My test code to reproduce:

import torch
import numpy as np

# Think of x1 as predicted 2D coordinates and x2 of ground truth
x1 = torch.rand(10,2)
x2 = torch.rand(10,2)

mse_torch = torch.nn.functional.mse_loss(x1,x2)
print(mse_torch) # 0.1557

mse_direct = torch.nn.functional.pairwise_distance(x1,x2).square().mean()
print(mse_direct) # 0.3314

mse_manual = 0
for i in range(len(x1)) :
    mse_manual += np.square(np.linalg.norm(x1[i]-x2[i])) / len(x1)
print(mse_manual) # 0.3314

As we can see, the result from torch's mse_loss is 0.1557, differing from the manual MSE computation which yields 0.3314.
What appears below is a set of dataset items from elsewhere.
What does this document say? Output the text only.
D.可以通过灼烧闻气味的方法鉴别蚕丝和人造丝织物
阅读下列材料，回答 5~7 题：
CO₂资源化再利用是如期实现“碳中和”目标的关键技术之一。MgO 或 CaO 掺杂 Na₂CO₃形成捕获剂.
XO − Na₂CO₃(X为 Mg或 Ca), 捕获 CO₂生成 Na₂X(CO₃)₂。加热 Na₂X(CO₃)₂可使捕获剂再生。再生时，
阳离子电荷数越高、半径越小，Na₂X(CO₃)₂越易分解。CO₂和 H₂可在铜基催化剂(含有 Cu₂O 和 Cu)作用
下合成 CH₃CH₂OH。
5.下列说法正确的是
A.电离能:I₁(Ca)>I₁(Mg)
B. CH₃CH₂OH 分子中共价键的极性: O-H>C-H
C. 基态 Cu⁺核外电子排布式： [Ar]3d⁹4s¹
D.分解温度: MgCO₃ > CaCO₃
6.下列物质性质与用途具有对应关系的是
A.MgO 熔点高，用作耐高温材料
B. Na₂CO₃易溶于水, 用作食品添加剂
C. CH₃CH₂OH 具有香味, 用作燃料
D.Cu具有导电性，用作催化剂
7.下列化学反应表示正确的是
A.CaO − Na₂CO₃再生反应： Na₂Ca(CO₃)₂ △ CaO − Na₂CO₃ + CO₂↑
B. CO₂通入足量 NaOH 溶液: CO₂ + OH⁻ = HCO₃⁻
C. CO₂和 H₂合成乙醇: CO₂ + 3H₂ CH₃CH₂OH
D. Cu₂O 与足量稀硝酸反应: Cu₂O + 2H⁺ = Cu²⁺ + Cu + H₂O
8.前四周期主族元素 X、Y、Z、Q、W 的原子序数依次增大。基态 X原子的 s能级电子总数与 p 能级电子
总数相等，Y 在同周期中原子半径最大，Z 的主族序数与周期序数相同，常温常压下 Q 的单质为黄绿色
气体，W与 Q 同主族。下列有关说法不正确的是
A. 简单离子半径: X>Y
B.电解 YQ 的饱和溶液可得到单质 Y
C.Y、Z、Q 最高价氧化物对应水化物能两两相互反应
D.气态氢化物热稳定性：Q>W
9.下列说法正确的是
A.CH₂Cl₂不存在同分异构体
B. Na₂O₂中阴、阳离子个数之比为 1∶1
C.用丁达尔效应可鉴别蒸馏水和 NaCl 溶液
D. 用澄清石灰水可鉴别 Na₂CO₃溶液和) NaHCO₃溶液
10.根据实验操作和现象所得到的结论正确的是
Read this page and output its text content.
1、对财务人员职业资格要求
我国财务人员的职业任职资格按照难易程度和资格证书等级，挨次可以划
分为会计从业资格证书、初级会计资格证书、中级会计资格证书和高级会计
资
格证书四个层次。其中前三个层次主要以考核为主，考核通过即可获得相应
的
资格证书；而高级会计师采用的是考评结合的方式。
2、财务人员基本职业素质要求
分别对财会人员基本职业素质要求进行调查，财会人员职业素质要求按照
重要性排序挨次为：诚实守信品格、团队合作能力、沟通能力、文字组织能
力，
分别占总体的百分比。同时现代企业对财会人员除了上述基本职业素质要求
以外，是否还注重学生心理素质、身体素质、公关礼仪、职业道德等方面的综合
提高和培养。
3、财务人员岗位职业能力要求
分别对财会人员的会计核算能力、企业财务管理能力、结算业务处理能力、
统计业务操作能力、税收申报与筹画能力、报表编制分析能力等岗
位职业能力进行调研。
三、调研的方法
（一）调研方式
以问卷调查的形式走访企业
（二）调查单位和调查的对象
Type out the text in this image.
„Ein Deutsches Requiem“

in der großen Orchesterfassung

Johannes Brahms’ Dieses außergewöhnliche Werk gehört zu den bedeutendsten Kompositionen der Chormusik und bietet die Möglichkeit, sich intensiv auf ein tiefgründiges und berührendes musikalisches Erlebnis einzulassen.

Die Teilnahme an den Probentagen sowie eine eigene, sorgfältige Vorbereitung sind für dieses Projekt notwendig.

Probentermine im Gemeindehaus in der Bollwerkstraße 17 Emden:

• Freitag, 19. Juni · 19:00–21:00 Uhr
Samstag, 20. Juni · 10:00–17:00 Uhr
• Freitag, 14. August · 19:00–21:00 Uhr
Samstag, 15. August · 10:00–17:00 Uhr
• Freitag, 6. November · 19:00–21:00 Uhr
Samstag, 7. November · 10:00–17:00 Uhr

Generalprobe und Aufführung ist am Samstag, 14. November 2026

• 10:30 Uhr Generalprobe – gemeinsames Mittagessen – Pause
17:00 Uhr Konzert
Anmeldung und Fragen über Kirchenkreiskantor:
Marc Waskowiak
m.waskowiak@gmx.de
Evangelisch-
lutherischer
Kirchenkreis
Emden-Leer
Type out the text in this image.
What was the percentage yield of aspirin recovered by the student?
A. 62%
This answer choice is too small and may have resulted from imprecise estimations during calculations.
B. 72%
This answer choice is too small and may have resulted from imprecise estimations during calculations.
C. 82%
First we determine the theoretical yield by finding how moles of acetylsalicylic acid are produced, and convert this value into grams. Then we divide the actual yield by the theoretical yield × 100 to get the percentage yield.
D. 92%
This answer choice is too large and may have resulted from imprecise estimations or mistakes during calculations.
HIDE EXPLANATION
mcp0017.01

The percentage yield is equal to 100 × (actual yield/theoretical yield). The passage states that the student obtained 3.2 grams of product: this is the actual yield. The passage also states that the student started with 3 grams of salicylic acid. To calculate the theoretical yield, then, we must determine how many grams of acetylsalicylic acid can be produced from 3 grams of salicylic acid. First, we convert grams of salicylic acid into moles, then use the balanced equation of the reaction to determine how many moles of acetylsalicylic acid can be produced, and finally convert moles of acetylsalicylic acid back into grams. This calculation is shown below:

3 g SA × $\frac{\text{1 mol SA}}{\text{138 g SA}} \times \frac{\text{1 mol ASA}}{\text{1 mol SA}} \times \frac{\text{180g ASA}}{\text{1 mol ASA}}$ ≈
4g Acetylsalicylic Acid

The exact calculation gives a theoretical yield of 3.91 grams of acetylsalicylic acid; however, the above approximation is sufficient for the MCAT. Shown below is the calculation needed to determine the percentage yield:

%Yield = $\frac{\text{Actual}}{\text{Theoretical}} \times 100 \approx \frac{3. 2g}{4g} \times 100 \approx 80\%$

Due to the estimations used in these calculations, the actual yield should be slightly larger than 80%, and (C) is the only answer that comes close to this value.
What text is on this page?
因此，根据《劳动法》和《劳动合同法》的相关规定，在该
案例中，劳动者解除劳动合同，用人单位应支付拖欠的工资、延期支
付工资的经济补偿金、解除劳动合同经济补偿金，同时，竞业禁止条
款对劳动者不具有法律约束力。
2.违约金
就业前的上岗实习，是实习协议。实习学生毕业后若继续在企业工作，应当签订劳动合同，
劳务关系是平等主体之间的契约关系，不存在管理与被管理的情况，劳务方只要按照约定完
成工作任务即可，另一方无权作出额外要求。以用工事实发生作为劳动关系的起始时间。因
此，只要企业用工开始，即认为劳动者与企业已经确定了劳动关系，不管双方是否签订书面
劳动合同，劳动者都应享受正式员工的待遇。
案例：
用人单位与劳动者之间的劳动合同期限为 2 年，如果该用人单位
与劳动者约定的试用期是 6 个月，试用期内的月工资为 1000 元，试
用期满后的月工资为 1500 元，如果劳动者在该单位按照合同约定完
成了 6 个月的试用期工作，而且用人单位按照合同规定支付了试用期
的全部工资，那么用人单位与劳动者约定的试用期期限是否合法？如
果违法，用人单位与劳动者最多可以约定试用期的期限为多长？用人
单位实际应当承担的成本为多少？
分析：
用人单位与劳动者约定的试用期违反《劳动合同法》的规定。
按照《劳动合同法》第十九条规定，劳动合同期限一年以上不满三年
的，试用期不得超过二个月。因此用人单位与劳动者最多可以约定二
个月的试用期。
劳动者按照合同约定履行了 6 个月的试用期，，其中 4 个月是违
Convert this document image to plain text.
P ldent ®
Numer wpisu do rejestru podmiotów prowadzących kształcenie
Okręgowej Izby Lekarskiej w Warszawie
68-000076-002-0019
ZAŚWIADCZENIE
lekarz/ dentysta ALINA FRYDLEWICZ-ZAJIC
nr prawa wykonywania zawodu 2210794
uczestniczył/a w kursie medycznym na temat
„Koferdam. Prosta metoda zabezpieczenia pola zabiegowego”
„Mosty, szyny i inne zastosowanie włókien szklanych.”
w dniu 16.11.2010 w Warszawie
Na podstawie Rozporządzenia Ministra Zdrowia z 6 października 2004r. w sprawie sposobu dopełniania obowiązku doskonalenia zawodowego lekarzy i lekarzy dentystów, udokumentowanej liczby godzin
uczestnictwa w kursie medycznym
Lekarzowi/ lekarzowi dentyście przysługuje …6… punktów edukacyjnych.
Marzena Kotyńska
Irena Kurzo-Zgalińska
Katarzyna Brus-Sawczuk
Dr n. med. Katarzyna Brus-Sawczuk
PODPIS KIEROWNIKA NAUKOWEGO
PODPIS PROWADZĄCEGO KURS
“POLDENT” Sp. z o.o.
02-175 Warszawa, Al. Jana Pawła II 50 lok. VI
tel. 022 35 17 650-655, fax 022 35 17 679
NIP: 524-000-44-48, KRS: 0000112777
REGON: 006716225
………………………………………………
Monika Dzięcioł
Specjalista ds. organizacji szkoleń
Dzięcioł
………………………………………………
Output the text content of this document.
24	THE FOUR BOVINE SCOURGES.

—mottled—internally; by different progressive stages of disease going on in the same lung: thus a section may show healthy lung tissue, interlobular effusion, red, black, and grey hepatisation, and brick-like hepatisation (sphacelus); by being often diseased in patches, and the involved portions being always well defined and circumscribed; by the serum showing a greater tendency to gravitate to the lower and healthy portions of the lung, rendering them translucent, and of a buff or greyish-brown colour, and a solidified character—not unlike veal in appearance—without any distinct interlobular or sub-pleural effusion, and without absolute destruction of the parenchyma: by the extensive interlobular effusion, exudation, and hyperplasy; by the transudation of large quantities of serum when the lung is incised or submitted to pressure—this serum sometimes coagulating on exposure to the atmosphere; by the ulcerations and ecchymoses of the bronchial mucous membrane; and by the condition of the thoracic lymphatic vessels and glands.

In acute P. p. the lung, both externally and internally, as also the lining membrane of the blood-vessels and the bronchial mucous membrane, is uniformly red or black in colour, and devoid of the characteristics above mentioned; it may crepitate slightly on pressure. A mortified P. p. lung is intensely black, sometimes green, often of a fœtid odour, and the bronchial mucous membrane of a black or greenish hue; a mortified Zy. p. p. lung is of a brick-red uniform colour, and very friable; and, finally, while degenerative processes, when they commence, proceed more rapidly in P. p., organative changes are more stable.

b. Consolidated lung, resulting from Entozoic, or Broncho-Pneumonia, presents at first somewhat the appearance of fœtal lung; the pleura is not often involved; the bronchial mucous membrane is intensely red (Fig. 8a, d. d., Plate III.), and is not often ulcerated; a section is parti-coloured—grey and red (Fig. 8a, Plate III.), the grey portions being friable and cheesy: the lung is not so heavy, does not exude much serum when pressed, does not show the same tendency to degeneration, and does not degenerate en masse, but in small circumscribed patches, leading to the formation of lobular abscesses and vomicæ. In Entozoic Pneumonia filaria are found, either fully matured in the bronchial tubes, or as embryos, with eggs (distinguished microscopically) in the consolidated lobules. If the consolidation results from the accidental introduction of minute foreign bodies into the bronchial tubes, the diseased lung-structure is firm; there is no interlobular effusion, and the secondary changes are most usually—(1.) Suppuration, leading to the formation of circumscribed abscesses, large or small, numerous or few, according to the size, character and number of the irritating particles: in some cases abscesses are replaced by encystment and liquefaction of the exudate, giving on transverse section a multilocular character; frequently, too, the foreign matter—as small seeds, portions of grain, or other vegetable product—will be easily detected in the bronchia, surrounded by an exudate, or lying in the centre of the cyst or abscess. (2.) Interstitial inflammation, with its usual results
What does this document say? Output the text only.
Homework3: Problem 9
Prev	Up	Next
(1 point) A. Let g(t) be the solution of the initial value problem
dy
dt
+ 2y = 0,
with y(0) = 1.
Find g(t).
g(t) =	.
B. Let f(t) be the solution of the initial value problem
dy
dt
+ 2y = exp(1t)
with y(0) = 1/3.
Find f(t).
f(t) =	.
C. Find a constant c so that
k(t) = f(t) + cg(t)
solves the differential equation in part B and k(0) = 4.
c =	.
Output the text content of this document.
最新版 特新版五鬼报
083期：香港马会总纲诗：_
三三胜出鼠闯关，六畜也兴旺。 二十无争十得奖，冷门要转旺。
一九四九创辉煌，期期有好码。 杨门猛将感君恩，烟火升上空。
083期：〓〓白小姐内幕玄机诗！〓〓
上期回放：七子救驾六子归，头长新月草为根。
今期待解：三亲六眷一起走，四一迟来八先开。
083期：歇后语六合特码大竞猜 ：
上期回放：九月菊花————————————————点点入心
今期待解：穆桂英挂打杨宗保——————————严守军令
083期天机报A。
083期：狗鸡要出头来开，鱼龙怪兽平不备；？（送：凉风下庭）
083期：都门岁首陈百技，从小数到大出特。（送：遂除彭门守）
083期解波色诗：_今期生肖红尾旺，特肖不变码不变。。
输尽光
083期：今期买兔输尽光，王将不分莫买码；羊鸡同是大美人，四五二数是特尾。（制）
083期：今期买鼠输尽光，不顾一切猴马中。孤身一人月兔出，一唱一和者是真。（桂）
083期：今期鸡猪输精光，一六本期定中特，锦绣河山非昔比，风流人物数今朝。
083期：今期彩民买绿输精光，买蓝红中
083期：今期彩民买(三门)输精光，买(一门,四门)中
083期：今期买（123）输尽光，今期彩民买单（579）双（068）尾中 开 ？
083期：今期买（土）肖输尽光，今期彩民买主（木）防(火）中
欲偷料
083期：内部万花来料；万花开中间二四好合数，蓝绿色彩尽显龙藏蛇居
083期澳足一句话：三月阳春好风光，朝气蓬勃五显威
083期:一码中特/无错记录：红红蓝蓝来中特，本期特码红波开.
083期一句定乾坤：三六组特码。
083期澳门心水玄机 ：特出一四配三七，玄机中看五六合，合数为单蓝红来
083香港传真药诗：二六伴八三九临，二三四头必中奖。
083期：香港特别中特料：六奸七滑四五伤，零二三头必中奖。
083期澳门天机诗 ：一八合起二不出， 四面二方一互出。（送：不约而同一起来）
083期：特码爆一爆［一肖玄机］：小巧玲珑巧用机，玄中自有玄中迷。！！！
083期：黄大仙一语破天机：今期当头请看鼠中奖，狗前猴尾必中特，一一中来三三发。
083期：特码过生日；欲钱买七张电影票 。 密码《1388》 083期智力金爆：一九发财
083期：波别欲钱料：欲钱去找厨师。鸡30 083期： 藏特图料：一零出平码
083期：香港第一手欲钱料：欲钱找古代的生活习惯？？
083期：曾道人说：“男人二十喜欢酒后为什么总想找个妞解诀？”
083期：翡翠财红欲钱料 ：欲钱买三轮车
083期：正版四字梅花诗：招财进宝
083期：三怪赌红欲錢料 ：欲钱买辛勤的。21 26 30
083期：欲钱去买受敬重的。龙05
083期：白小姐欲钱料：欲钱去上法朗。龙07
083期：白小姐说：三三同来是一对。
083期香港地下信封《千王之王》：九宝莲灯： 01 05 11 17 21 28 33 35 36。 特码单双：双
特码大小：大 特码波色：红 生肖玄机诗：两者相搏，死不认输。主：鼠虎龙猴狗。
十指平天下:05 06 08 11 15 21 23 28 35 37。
In fact, the result from mse_loss is precisely as big as the direct result times the dimension of the points (here 2).

What's up with that?

Solution

The diffrence is that torch.nn.functional.mse_loss(x1,x2) does not apply sum operation over the coordinates when calculating the squared error. However, torch.nn.functional.pairwise_distance and np.linalg.norm applies sum operation over the coordinates. You can reproduce the values of the calculated mse in the following way:

import torch
import numpy as np

x1 = torch.rand(10,2)
x2 = torch.rand(10,2)

mse_torch = torch.nn.functional.mse_loss(x1,x2)
print(mse_torch) # 0.1557

mse_manual = 0
x3 = torch.zeros(10,2)
for i in range(len(x1)) :
   x3[i,:1] +=(torch.nn.functional.pairwise_distance(x1[i,:1],x2[i,:1],eps=0.0)**2)/len(x1)
   x3[i,1:] += (torch.nn.functional.pairwise_distance(x1[i,1:],x2[i,1:],eps=0.0)**2)/len(x1)
   mse_manual += x3[i]
print(mse_manual.mean()) # 0.1557

mse_manual = 0
for i in range(len(x1)) :
   mse_manual += np.square(x1[i]-x2[i]) / len(x1)
print(mse_manual.mean()) # 0.1557

Or if you want to reproduce the pairwise distance function using a modified mse loss, you can do that by:

import torch
import numpy as np
# Think of x1 as predicted 2D coordinates and x2 of ground truth
x1 = torch.rand(10,2)
x2 = torch.rand(10,2)

mse_torch = torch.nn.functional.mse_loss(x1,x2, reduction='none')
print(mse_torch.sum(-1).mean()) # 0.3314

mse_direct = 
torch.nn.functional.pairwise_distance(x1,x2).square().mean()
print(mse_direct) # 0.3314

mse_manual = 0
for i in range(len(x1)) :
    mse_manual += np.square(np.linalg.norm(x1[i]-x2[i])) / len(x1)
print(mse_manual) # 0.3314